The best rectangle uses the first two rows and first two columns.

Example 2

Input:

3
1 0 0
1 0 1
1 1 1

Row prefix widths are:

0, 0, 0
Row width min_width Area Best
1 0 0 0 0
2 0 0 0 0
3 0 0 0 0

The answer is:

0

Since the top-left cell already contains a fruit, no valid rectangle exists.

Complexity Analysis

Measure Complexity Explanation
Time $O(n^2)$ Each grid cell is read once, and each row is scanned only until its first fruit
Space $O(1)$ extra Only a few variables are maintained besides the current row

The input itself contains $n^2$ values, so $O(n^2)$ time is essentially optimal. With $n \le 1000$, processing one million cells is easily manageable.

Test Cases

# helper: run solution on input string, return output string
import sys, io

def run(inp: str) -> str:
    sys.stdin = io.StringIO(inp)

    input = sys.stdin.readline

    n = int(input())

    min_width = n
    ans = 0

    for i in range(n):
        row = list(map(int, input().split()))

        width = 0
        while width < n and row[width] == 0:
            width += 1

        min_width = min(min_width, width)
        ans = max(ans, (i + 1) * min_width)

    return str(ans)

# sample-like cases
assert run("3\n0 0 0\n0 0 1\n1 1 1\n") == "4"
assert run("3\n1 0 0\n1 0 1\n1 1 1\n") == "0"

# minimum size, empty cell
assert run("1\n0\n") == "1"

# minimum size, fruit
assert run("1\n1\n") == "0"

# all zeros
assert run("3\n0 0 0\n0 0 0\n0 0 0\n") == "9"

# limiting row in the middle
assert run("4\n0 0 0 0\n0 1 0 0\n0 0 0 0\n0 0 0 0\n") == "4"

# width shrinks gradually
assert run("4\n0 0 0 0\n0 0 0 1\n0 0 1 1\n0 1 1 1\n") == "6"
Test input Expected output What it validates
1 / 0 1 Smallest valid instance
1 / 1 0 Top-left fruit
All zeros 9 Entire grid can be taken
Restriction in second row 4 Running minimum width logic
Gradually shrinking widths 6 Maximum may occur before the last row

Edge Cases

Top-left cell contains a fruit

Input:

2
1 0
0 0

The first row has width = 0. Immediately min_width becomes 0.

Row width min_width Area
1 0 0 0
2 2 0 0

The algorithm outputs 0, which is correct because every valid rectangle must contain the fruit at $(1,1)$.

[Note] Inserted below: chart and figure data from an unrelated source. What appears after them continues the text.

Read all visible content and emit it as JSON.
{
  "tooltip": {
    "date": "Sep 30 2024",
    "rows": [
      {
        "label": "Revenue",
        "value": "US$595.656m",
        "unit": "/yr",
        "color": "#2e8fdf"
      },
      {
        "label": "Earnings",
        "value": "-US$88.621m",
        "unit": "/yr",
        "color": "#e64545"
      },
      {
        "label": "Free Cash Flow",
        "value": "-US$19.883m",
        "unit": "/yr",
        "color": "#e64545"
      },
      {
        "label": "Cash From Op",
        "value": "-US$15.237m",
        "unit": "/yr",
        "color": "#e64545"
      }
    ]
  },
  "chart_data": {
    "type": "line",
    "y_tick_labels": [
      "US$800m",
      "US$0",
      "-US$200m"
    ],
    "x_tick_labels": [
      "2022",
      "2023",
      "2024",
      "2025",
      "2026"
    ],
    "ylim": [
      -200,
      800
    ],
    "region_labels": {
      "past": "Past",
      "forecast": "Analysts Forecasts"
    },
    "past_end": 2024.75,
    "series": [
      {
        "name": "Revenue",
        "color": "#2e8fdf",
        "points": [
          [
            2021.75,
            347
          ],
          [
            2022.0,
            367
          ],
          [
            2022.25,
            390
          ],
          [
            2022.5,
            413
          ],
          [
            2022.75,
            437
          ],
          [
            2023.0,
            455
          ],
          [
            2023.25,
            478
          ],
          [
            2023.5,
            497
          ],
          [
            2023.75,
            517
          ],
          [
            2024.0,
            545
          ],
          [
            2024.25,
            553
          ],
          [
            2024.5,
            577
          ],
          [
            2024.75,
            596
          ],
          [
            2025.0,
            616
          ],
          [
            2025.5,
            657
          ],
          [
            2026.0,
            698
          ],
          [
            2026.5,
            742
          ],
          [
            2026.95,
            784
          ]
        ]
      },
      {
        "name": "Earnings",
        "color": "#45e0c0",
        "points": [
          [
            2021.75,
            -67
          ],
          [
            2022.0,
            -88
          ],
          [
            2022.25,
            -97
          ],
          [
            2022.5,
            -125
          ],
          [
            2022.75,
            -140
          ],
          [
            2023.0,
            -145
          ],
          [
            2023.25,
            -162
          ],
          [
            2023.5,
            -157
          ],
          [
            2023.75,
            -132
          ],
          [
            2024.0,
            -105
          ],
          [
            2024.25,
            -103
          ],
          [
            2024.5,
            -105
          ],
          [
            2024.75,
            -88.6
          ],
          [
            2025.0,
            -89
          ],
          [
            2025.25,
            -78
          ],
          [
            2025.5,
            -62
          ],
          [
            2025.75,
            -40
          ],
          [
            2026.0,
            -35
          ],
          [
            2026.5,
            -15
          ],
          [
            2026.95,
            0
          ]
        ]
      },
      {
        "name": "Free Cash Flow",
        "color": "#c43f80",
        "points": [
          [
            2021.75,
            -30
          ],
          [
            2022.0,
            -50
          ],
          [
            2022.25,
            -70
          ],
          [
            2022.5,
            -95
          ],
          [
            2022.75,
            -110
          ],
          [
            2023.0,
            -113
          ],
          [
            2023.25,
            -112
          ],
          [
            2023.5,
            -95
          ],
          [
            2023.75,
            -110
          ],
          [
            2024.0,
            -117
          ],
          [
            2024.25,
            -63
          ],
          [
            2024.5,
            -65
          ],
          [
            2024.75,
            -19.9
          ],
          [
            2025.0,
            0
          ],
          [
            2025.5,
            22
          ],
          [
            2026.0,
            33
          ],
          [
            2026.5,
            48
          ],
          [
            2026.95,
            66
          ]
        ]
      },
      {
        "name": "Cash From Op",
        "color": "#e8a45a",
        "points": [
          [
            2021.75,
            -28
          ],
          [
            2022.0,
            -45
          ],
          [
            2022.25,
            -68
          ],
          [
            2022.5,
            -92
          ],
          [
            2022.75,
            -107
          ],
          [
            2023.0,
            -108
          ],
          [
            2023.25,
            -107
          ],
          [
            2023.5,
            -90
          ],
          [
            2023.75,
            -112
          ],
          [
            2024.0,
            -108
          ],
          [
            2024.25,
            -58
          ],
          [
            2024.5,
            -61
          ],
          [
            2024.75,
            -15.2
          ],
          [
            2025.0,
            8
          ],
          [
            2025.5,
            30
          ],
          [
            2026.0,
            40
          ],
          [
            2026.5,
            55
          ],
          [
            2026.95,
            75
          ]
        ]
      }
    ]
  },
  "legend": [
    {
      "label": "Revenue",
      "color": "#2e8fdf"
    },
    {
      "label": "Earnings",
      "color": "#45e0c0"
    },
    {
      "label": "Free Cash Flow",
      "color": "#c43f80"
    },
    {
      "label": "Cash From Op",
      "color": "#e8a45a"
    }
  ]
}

Early row limits all later rows

Input:

3
0 1 0
0 0 0
0 0 0

Widths are:

1, 3, 3

Processing gives:

Row width min_width Area
1 1 1 1
2 3 1 2
3 3 1 3

The answer is 3. Even though the last two rows allow width 3, the fruit in the first row permanently restricts every valid top-left rectangle to width 1.

Best rectangle does not end at the last row

Input:

4
0 0 0
0 0 0
0 0 0
0 1 1

Widths are:

3, 3, 3, 1
Row width min_width Area
1 3 3 3
2 3 3 6
3 3 3 9
4 1 1 4

The maximum area is 9 at row 3. The algorithm checks every possible bottom row, so it correctly finds a rectangle that ends before the final row.